Lindy West, Luvvie Ajayi, and Moira Weigel Are ‘Super Women’ at the Boston Book Festival

The three women shared a session about strength, literature, and internet trolls with WBUR's Meghna Chakrabarti.

Lindy West, Luvvie Ajayi

Lindy West, Luvvie Ajayi, Images provided

On Saturday, Bostonians were treated to a vibrant discussion of modern feminism, as Lindy West, Luvvie Ajayi, and Moira Weigel took the stage for a panel moderated by Meghna Chakrabarti, in the Boston Book Festival’s “Super Women” panel.

West has contributed work to the New York Times, GQ, Cosmopolitan, Jezebel, and more, and has a new book out called Shrill: Notes from a Loud Woman. Much of her blogging and digital journalism deals with sexism, homophobia, and confronting online hate. Ajayi has been promoting her book I’m Judging You: The Do-Better Manual and has a prominent online presence on her blogs Awesomely Luvvie and Awesomely Techie. Labors of Love: The Invention of Dating, Weigel’s new book, is a meticulously researched feminist history of dating and love. Super Women, indeed.

To get things started, Chakrabarti, the host of WBUR’s Radio Boston, looked out to the audience and asked, “Are you feeling strong?” A warm cheer responded in the affirmative. Scanning the room, it was very clear that the women outnumbered the men. Would these super women be preaching to the choir? Did more men need to hear this? The answer to both is probably yes, but the panelists did much more than preach in their conversation. And they didn’t skirt the tough topics.
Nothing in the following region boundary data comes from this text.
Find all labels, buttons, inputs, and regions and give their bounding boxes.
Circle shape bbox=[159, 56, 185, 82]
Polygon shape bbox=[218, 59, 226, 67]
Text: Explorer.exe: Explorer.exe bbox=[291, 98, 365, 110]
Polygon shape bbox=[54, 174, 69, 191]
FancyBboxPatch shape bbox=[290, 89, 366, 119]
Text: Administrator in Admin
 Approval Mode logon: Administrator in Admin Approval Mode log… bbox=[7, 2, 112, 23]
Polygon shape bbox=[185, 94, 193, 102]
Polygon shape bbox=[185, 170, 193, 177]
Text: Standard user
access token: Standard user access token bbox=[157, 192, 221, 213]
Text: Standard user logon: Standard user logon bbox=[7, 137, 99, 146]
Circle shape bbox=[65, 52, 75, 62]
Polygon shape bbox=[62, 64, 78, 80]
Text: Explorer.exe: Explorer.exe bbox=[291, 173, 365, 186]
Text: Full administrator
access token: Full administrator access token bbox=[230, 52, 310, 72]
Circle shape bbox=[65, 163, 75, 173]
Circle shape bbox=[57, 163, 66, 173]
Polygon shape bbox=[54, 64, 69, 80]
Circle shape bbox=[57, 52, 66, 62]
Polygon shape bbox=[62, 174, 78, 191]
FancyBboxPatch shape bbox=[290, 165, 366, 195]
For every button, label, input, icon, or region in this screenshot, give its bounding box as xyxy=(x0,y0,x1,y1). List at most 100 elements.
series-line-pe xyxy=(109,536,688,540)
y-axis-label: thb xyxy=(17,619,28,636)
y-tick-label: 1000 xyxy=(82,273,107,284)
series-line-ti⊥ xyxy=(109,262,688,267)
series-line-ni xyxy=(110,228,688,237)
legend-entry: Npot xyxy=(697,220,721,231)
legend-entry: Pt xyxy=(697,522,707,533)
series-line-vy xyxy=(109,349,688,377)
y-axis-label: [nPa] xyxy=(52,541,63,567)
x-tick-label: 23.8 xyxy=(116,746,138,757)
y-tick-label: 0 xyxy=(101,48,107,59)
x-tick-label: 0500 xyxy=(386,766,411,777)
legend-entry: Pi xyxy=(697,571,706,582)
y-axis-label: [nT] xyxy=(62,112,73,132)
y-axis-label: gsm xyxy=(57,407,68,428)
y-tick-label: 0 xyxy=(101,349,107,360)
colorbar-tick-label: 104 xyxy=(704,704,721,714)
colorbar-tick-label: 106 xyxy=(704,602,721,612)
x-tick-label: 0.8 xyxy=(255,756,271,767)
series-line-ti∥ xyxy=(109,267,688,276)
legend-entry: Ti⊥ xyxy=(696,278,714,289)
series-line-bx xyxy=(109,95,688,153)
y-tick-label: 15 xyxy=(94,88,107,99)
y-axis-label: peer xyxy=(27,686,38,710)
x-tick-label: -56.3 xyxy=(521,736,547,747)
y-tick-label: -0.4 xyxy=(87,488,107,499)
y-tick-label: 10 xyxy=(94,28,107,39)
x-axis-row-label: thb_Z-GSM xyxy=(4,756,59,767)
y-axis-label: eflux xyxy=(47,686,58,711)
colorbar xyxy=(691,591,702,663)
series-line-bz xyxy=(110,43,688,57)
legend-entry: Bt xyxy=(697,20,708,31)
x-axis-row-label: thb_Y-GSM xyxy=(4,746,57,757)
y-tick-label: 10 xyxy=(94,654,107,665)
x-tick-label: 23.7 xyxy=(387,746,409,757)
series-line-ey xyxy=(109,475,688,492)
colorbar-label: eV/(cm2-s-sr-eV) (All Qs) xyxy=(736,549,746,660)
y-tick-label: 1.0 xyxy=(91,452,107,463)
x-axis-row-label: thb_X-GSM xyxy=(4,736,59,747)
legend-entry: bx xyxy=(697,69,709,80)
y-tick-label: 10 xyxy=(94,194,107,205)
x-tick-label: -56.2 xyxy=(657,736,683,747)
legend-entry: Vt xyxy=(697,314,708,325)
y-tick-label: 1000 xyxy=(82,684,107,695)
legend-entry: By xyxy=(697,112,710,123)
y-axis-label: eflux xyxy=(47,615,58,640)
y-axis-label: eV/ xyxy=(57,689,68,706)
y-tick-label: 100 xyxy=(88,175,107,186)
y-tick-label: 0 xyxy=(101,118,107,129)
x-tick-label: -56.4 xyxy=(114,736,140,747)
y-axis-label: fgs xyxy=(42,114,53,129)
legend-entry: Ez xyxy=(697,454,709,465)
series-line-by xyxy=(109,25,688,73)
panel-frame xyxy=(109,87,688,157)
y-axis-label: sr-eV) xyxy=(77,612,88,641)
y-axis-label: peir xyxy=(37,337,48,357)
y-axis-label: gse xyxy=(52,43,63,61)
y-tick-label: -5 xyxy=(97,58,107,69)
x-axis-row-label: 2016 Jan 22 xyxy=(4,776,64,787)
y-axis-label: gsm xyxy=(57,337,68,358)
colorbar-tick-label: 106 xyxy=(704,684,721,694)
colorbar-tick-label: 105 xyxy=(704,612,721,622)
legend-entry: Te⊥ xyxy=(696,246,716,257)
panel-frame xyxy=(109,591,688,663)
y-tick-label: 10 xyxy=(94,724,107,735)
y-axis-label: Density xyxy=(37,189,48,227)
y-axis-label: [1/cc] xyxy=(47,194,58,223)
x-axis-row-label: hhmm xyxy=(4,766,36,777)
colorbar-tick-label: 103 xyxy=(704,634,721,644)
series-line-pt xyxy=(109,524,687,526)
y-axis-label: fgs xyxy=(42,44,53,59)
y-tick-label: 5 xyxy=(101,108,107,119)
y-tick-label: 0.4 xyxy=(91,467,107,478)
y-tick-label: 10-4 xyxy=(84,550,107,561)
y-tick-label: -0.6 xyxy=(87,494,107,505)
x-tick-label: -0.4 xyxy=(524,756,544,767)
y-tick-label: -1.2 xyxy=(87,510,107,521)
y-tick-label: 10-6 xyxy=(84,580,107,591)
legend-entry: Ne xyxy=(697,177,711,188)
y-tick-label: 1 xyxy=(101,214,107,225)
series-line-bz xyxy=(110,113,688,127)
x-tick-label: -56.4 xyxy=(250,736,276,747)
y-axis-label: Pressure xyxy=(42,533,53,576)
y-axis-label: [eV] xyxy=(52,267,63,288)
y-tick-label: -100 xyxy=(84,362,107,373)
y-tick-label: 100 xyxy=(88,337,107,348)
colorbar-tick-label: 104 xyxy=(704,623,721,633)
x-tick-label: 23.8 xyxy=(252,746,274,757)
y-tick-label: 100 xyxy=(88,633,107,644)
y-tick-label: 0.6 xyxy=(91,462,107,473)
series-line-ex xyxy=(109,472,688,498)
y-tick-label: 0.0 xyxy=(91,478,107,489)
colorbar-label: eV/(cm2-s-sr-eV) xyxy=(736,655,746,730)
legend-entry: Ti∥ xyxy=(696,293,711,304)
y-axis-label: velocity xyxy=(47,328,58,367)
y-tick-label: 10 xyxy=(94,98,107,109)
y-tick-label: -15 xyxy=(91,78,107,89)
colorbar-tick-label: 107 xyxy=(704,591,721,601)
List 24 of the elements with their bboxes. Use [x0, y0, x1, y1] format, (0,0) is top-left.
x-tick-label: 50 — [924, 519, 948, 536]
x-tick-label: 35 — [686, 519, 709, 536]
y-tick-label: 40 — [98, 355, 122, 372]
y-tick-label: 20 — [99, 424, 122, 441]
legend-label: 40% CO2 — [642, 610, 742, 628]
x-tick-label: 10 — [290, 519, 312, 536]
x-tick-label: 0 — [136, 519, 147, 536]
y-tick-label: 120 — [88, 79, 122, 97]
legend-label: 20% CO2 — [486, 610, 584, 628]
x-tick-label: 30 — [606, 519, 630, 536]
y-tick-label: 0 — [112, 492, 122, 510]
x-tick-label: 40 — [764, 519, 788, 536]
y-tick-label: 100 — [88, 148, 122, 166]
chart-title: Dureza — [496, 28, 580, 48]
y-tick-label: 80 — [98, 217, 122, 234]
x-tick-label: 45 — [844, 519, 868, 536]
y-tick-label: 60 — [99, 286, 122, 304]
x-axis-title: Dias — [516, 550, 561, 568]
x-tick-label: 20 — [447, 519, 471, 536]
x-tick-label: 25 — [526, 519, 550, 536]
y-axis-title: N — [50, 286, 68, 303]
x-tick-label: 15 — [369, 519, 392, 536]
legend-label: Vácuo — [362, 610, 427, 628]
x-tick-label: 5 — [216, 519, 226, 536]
Chakrabarti began by asking the panel, “What is strong? Can you define it?” That seemingly innocuous question led to discussions of Trump and his recently leaked “locker room talk” tapes, finding “resilience in communities,” and what it means to be vulnerable. West explained that she believed strength was active, “a responsibility to call people out…but a lot of people don’t have that privilege to do so.”

Privilege seemed to mark a significant through line during the panel. Chakrabarti asked West, Ajayi, and Weigel the role of men in these discussions: “What is strong masculinity?” There was a deep pause. Ajayi answered, “I need more action. Being a ‘good man’ is something you do, not something you are.” Weigel bounced off of her, saying, “it’s imperative for men to show their strength by being emotional.”

Emotional vulnerability was a key aspect of their answers. “Be vulnerable with us,” Weigel reiterated. Chakrabarti continued to press the women about the prospect of there genuinely being “good men.” They all agreed that there were men to be proud of—who were fighting the good fight—but they put emphasis on the “system.” “You can’t just say, ‘oh, I love certain men,’ here’s a list. It’s about recognizing the larger problem,” Ajayi explained.

The degree to which all of the women have maintained a sense of humor despite their often-heavy subject matter was on full display during the panel, as Weigel apologized to her mother for cursing and West brought her critical, comical lens to the discussion.

Ultimately the women offered some concrete advice to the audience. “Find mentors” and “keep writing, no matter what,” were efforts to contrast the “don’t try this at home” style of writing these women have employed in the past. They implored the audience to take active steps away from damaging systems and try their best to ignore the internet hate, “the trolls.” “I hate that word,” West chimed in. They all suggested confronting that hate with humor, but also being pragmatic. “Don’t use your address online,” West offered. “And get off White Pages.” Continue having conversations about “intersecting systems,” Weigel suggested. And Ajayi with a gesture to West, added, “Be shrill.”